I have an enduring love for the three minute rock song. Or three chord rock song. Either. Both. I suppose I just mean that simple song with a basic melodic structure and a big heart.
Think Tom Petty’s ‘Free Falling’. That sort of song. A little riff, a little hook and a nice backbeat.
That song doesn’t have much (or any) of those in spades, but it works and I will not be dissuaded in this discussion.
I suppose it’s because I have a intuitive love of the blues and these songs are just an extension of that. I think it was Chuck Berry who said that the blues had a child and she called it rock and roll. But he was sweating in the arms of his underage cousin while crossing state lines for immoral purposes at the time, so that might not count. Or was that Jerry Lee Lewis? Or both of them? Who cares. Ancient history.

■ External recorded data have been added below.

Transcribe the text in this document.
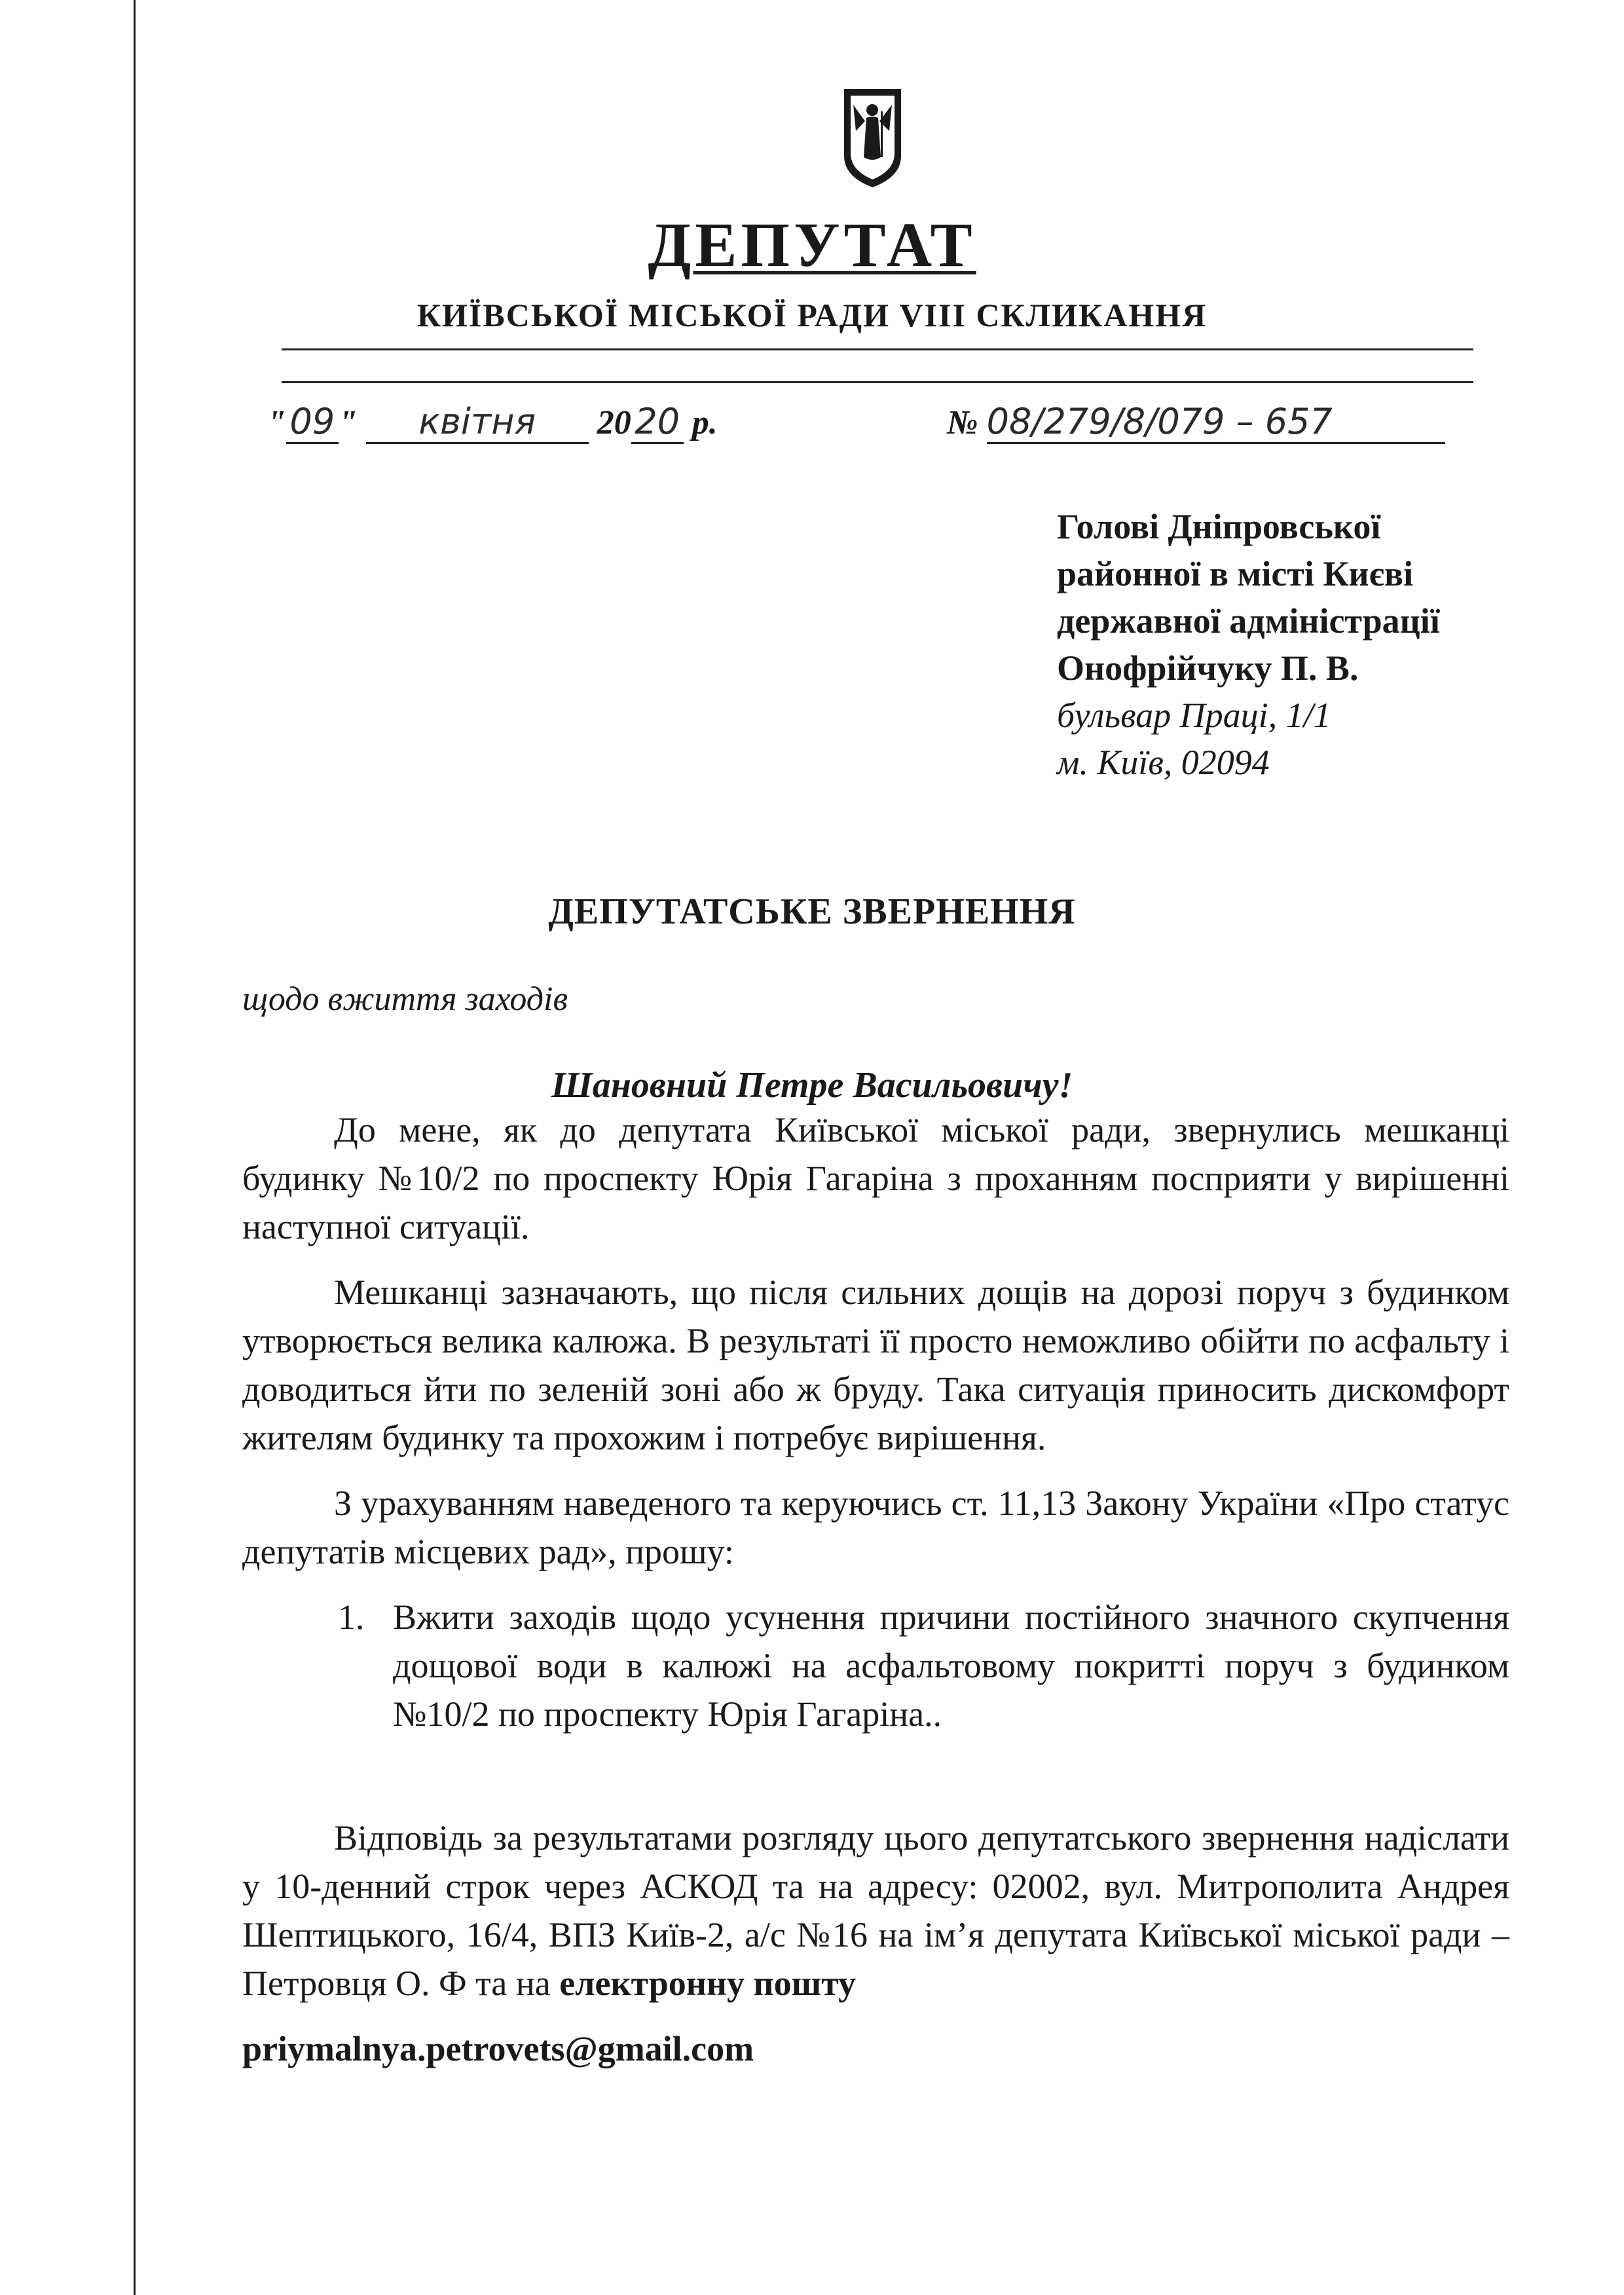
ДЕПУТАТ
КИЇВСЬКОЇ МІСЬКОЇ РАДИ VIII СКЛИКАННЯ
" 09 " квітня 20 20 р.	№ 08/279/8/079 – 657
Голові Дніпровської
районної в місті Києві
державної адміністрації
Онофрійчуку П. В.
бульвар Праці, 1/1
м. Київ, 02094
ДЕПУТАТСЬКЕ ЗВЕРНЕННЯ
щодо вжиття заходів
Шановний Петре Васильовичу!

До мене, як до депутата Київської міської ради, звернулись мешканці будинку №10/2 по проспекту Юрія Гагаріна з проханням посприяти у вирішенні наступної ситуації.

Мешканці зазначають, що після сильних дощів на дорозі поруч з будинком утворюється велика калюжа. В результаті її просто неможливо обійти по асфальту і доводиться йти по зеленій зоні або ж бруду. Така ситуація приносить дискомфорт жителям будинку та прохожим і потребує вирішення.

З урахуванням наведеного та керуючись ст. 11,13 Закону України «Про статус депутатів місцевих рад», прошу:

1. Вжити заходів щодо усунення причини постійного значного скупчення дощової води в калюжі на асфальтовому покритті поруч з будинком №10/2 по проспекту Юрія Гагаріна..

Відповідь за результатами розгляду цього депутатського звернення надіслати у 10-денний строк через АСКОД та на адресу: 02002, вул. Митрополита Андрея Шептицького, 16/4, ВПЗ Київ-2, а/с №16 на ім’я депутата Київської міської ради – Петровця О. Ф та на електронну пошту

priymalnya.petrovets@gmail.com
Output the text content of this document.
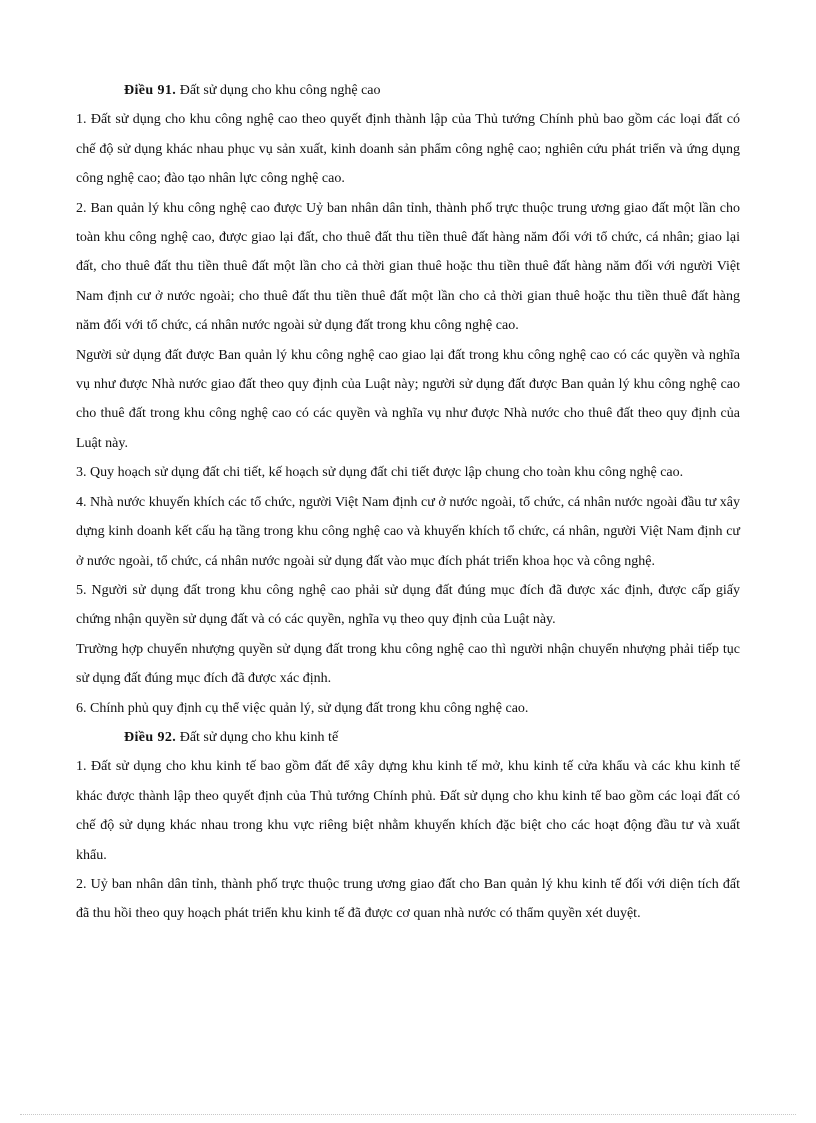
Điều 91. Đất sử dụng cho khu công nghệ cao

1. Đất sử dụng cho khu công nghệ cao theo quyết định thành lập của Thủ tướng Chính phủ bao gồm các loại đất có chế độ sử dụng khác nhau phục vụ sản xuất, kinh doanh sản phẩm công nghệ cao; nghiên cứu phát triển và ứng dụng công nghệ cao; đào tạo nhân lực công nghệ cao.

2. Ban quản lý khu công nghệ cao được Uỷ ban nhân dân tỉnh, thành phố trực thuộc trung ương giao đất một lần cho toàn khu công nghệ cao, được giao lại đất, cho thuê đất thu tiền thuê đất hàng năm đối với tổ chức, cá nhân; giao lại đất, cho thuê đất thu tiền thuê đất một lần cho cả thời gian thuê hoặc thu tiền thuê đất hàng năm đối với người Việt Nam định cư ở nước ngoài; cho thuê đất thu tiền thuê đất một lần cho cả thời gian thuê hoặc thu tiền thuê đất hàng năm đối với tổ chức, cá nhân nước ngoài sử dụng đất trong khu công nghệ cao.

Người sử dụng đất được Ban quản lý khu công nghệ cao giao lại đất trong khu công nghệ cao có các quyền và nghĩa vụ như được Nhà nước giao đất theo quy định của Luật này; người sử dụng đất được Ban quản lý khu công nghệ cao cho thuê đất trong khu công nghệ cao có các quyền và nghĩa vụ như được Nhà nước cho thuê đất theo quy định của Luật này.

3. Quy hoạch sử dụng đất chi tiết, kế hoạch sử dụng đất chi tiết được lập chung cho toàn khu công nghệ cao.

4. Nhà nước khuyến khích các tổ chức, người Việt Nam định cư ở nước ngoài, tổ chức, cá nhân nước ngoài đầu tư xây dựng kinh doanh kết cấu hạ tầng trong khu công nghệ cao và khuyến khích tổ chức, cá nhân, người Việt Nam định cư ở nước ngoài, tổ chức, cá nhân nước ngoài sử dụng đất vào mục đích phát triển khoa học và công nghệ.

5. Người sử dụng đất trong khu công nghệ cao phải sử dụng đất đúng mục đích đã được xác định, được cấp giấy chứng nhận quyền sử dụng đất và có các quyền, nghĩa vụ theo quy định của Luật này.

Trường hợp chuyển nhượng quyền sử dụng đất trong khu công nghệ cao thì người nhận chuyển nhượng phải tiếp tục sử dụng đất đúng mục đích đã được xác định.

6. Chính phủ quy định cụ thể việc quản lý, sử dụng đất trong khu công nghệ cao.

Điều 92. Đất sử dụng cho khu kinh tế

1. Đất sử dụng cho khu kinh tế bao gồm đất để xây dựng khu kinh tế mở, khu kinh tế cửa khẩu và các khu kinh tế khác được thành lập theo quyết định của Thủ tướng Chính phủ. Đất sử dụng cho khu kinh tế bao gồm các loại đất có chế độ sử dụng khác nhau trong khu vực riêng biệt nhằm khuyến khích đặc biệt cho các hoạt động đầu tư và xuất khẩu.

2. Uỷ ban nhân dân tỉnh, thành phố trực thuộc trung ương giao đất cho Ban quản lý khu kinh tế đối với diện tích đất đã thu hồi theo quy hoạch phát triển khu kinh tế đã được cơ quan nhà nước có thẩm quyền xét duyệt.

The harmonic structure of the blues is really, really simple. The delivery of a great blues song takes something else entirely. Something that is difficult to describe and even harder to do. Jimi Hendrix said that blues is easy to play but hard to feel. You going to argue with Hendrix? Sit down, pretender, Bieber will be on next.
Anyhow, let’s not intellectualize this thing. (Let’s also not assume that I have the skills to do that.) I suspect that good blues requires an infusion of the dark arts and superstition that surround it. The black cat bones. Mojo. A jumping left eye. This is what makes it so difficult. You have to touch its underlying aesthetic. (Oh, please let this be true.)
Ok. I grant you that Free Falling was maybe not the best example to use. Or perhaps it was. I’m not sure. It’s short and it’s simple and it does have some feeling about it.
You see, to be a good catchy song doesn’t mean it has to be the mindless, sampled, sterilized boy band shite that we hear every day on the radio. That stuff is just a dollar bill tied to a string edged enticingly across the floor by a man in a suit. And you’re the kitten enthralled by it all; until a leaf blows by and distracts your attention elsewhere. Whores, all.
Singers have to be beautiful these days to succeed. Ok, ok, it was always a benefit. But, bloody hell, today people take ANY celebrity and ascribe to them heavenly beauty because they MUST be beautiful. Paris Hilton? Really? (She’s recorded an album.) Paris Hilton is hot? You nuts? Blind? Blind and nuts? Don’t give me that beholder shit. Janis Joplin. Now she was beautiful. Beautiful for her fragility and her strength.
I’m not going to touch any other holy cows here in the form of female singers and will leave it at that. (In fact, I wouldn’t touch most of them with YOUR hands.)
I like the thought that a couple of people in a darkened bedroom or untidy garage can thrash out a semi-tune on a set of crappy instruments. I like the thought that they need three chords and a louder-than-fuck amp and while they’re thrashing their way through Smoke on the Water they can dream of stardom, fast cars, ample boobed Angels and screaming fans. No computers, standing in line to audition, having their teeth whitened or being told they don’t look the part or have no mass audience appeal.
David Guetta, over Christmas, cancelled a world tour because he lost the flash drive with all his music on it. So, tell me, you all gather there to watch a guy operate a laptop? Are. You. A. Moron?
All this falseness of Idols auditions and having some talentless bastard of a DJ criticizing the thing that contains and reflects your soul. No, screw that. The falseness of massive stages, backing bands, lighting displays, dial blah-blah-blah to vote for… No my friends, in rock and roll falseness is reserved for the aesthetic enhancement of ladies’ chests. Rock and roll is offensive. Live with it. It has changed the world. It, and by extension me, are unapologetic. So get into those bikinis and start washing my Trans-Am. Lots of soap now, you hear.
Something has just occurred to me. I haven’t thought about this before and it really is a epiphany to me. Rock, blues, blues-rock has a rich aesthetic. It has a look, a feel, a taste. It is a sensory thing. No other form of music challenges it at that. It is a real falseness. Witness Bruce Springsteen. It’s an act, a show. But within it is a core of hard, hard truth. That which he has created has come from and reflects his soul. On stage he is naked. He offers his soul to you.
I am humbled by this.
So, what was I saying again? Oh yes, I like short and simple rock songs.